I don't want SQLRequest to add LIMIT 1, because I prefer that GRDB avoids any kind of SQL parsing (in order to check if it should add a LIMIT clause or not). This is just too dangerous and difficult to implement correctly. And when users opt in for raw SQL, I'm not sure they expect the db library to fiddle with it.

But we may do something with QueryInterfaceRequest.

We have two options, as far as I can see:

  1. Modify the FetchRequest protocol so that its prepare method is hinted at the kind of query it should generate. Update QueryInterfaceRequest so that it uses the new hint. Review each and every one occurrence of fetchOne (there are many) in order to check that it does provide the necessary hint.
  2. Don't modify the FetchRequest protocol, but instead specialize fetchOne for the concrete type QueryInterfaceRequest.

I tend to think that option 1 should be preferred. (Edit: I'm positive it is the best. Option 2 must be avoided.)

Do you folks have any other idea or opinion? Would one of you eventually be interested in submitting a pull request with this new feature? Since GRDB 4 is on the way, we can introduce breaking changes. The moment is ideal, but we only have a few weeks.

alextrob commented 5 years ago

@groue Thanks for all that detail. I can have a go at implementing option 1 sometime in the next couple of days.

ealymbaev commented 5 years ago

I've been caught out by this as well.

My use case was having a lot of data cached in a table and I wanted to query what the most recently cached item was. It looked something like this:

let latest = try dbQueue.read { db in
    CacheRecord.order([Column("cachedAt").desc]).fetchOne(db)
}

Adding .limit(1) to the query is an easy fix but easy to overlook.
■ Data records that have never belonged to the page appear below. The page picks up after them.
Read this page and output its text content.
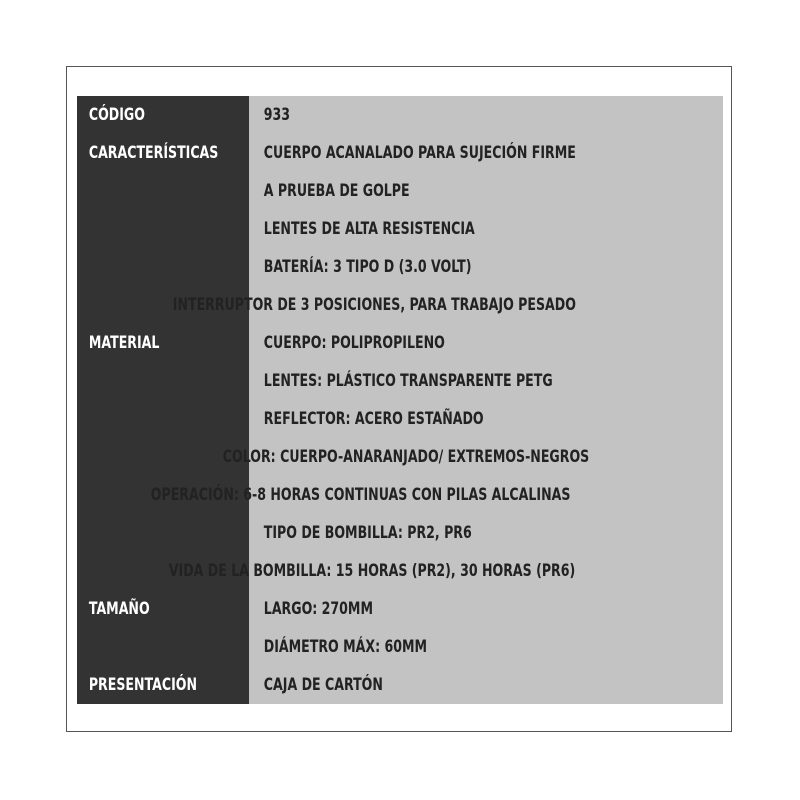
CÓDIGO	933
CARACTERÍSTICAS	CUERPO ACANALADO PARA SUJECIÓN FIRME
A PRUEBA DE GOLPE
LENTES DE ALTA RESISTENCIA
BATERÍA: 3 TIPO D (3.0 VOLT)
INTERRUPTOR DE 3 POSICIONES, PARA TRABAJO PESADO
MATERIAL	CUERPO: POLIPROPILENO
LENTES: PLÁSTICO TRANSPARENTE PETG
REFLECTOR: ACERO ESTAÑADO
COLOR: CUERPO-ANARANJADO/ EXTREMOS-NEGROS
OPERACIÓN: 6-8 HORAS CONTINUAS CON PILAS ALCALINAS
TIPO DE BOMBILLA: PR2, PR6
VIDA DE LA BOMBILLA: 15 HORAS (PR2), 30 HORAS (PR6)
TAMAÑO	LARGO: 270MM
DIÁMETRO MÁX: 60MM
PRESENTACIÓN	CAJA DE CARTÓN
This is exactly the same case as mine. Hope this would be implemented in next releases. Meanwhile I will add .limit(1) as suggested.

groue commented 5 years ago

All right, @ealymbaev! I'm happy the .limit(1) technique lets you workaround this issue.
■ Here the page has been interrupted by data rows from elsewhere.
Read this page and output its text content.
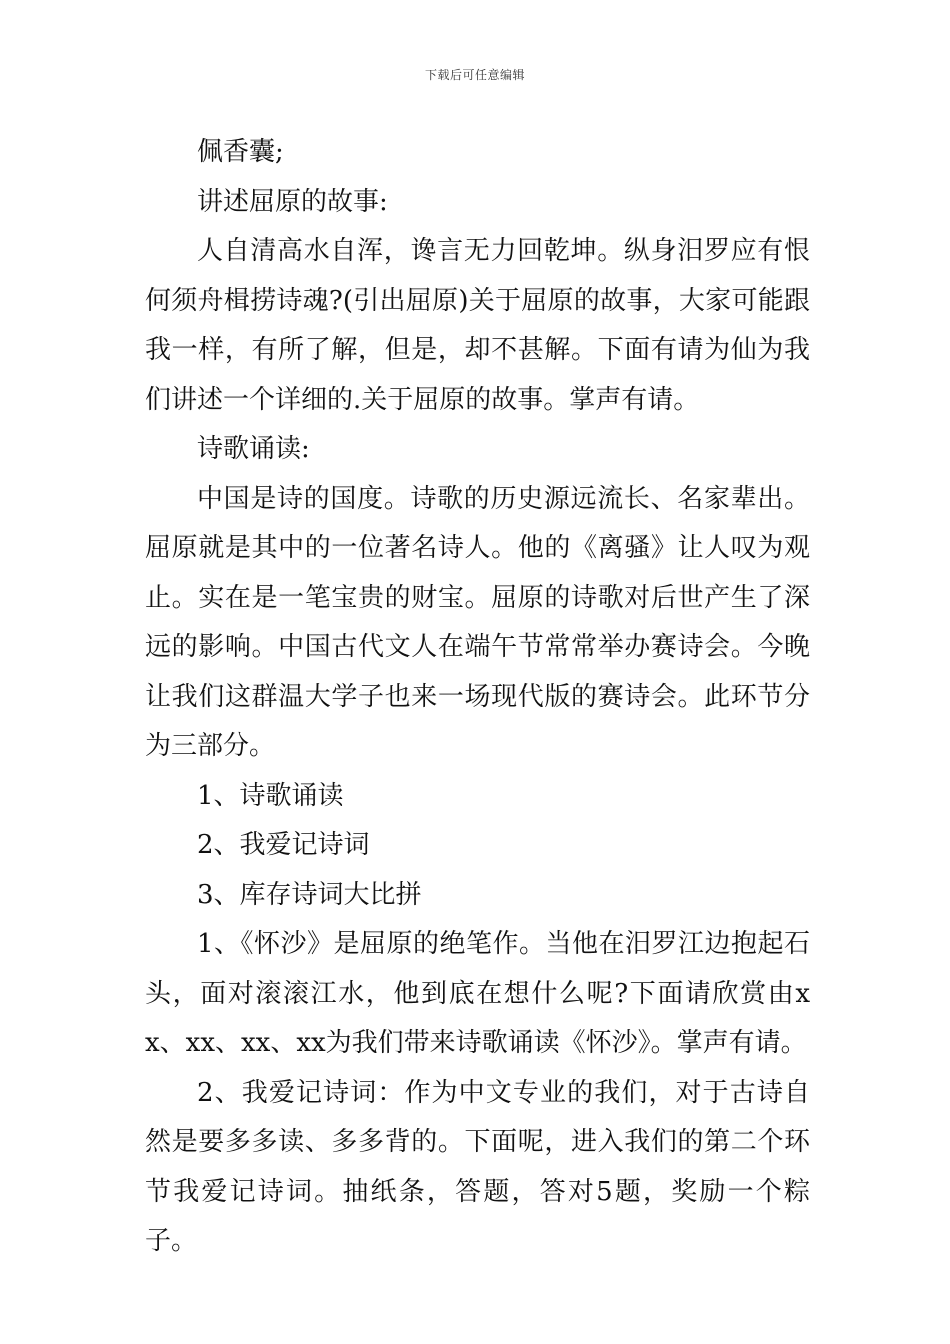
下载后可任意编辑

佩香囊;

讲述屈原的故事:

人自清高水自浑，谗言无力回乾坤。纵身汨罗应有恨何须舟楫捞诗魂?(引出屈原)关于屈原的故事，大家可能跟我一样，有所了解，但是，却不甚解。下面有请为仙为我们讲述一个详细的.关于屈原的故事。掌声有请。

诗歌诵读:

中国是诗的国度。诗歌的历史源远流长、名家辈出。屈原就是其中的一位著名诗人。他的《离骚》让人叹为观止。实在是一笔宝贵的财宝。屈原的诗歌对后世产生了深远的影响。中国古代文人在端午节常常举办赛诗会。今晚让我们这群温大学子也来一场现代版的赛诗会。此环节分为三部分。

1、诗歌诵读

2、我爱记诗词

3、库存诗词大比拼

1、《怀沙》是屈原的绝笔作。当他在汨罗江边抱起石头，面对滚滚江水，他到底在想什么呢?下面请欣赏由xx、xx、xx、xx为我们带来诗歌诵读《怀沙》。掌声有请。

2、我爱记诗词：作为中文专业的我们，对于古诗自然是要多多读、多多背的。下面呢，进入我们的第二个环节我爱记诗词。抽纸条，答题，答对5题，奖励一个粽子。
@alextrob this is great, thank you!

Since you are about to dive in, please let me give a comprehensive list of the various ways to call fetchOne, and provide a more detailed guidance. There are many fetchOne. All of them fit their own niche in application expressivity:

// FetchableRecord & TableRecord only
try Player.fetchOne()
try Player.fetchOne(key: 1)
try Player.fetchOne(key: ["email": "test@example.com"])

// FetchableRecord, DatabaseValueConvertible, StatementColumnConvertible, Row
try Player.fetchOne(db, sql: "SELECT ...")
let request = /* some FetchRequest whose RowDecoder associated type is Player */
try request.fetchOne(db)
try Player.fetchOne(db, request)
let statement = try db.makeSelectStatement(sql: "SELECT ...")
try Player.fetchOne(statement)

In the last examples, you see that not only record types are impacted. Row too, as well as values (DatabaseValueConvertible), and "fast values" (DatabaseValueConvertible & StatementColumnConvertible), can be fetched:

// All the following fetches should run `SELECT websiteURL FROM player LIMIT 1`:
let request = Player.select(Column("websiteURL"))

// FetchableRecord
try request.fetchOne(db)
try Player.fetchOne(db, request)

// Row
try Row.fetchOne(db, request)

// DatabaseValueConvertible
try URL.fetchOne(db, request)

// DatabaseValueConvertible & StatementColumnConvertible
try String.fetchOne(db, request)

Note that the two fetchOne(key:) variants do not need LIMIT 1, because they only work with primary keys and unique indexes. If we can avoid adding LIMIT 1 to these requests, I would appreciate. The quality of the generated SQL is also a metric I'm interested in.

fetchOne(_: Database, sql: String) and fetchOne(_: SelectStatement) are listed for the sake of exhaustivity, but they do not need extra LIMIT 1 either.

That's already enough information. The problem with progressive disclosure is that small changes can have a large impact, from beginner APIs to more advanced ones that only a few users happen to meet 😅

Please don't hesitate asking any question you may have!

groue commented 5 years ago

And oh, @alextrob, please target the GRDB-4.0 branch, because this is the current development branch!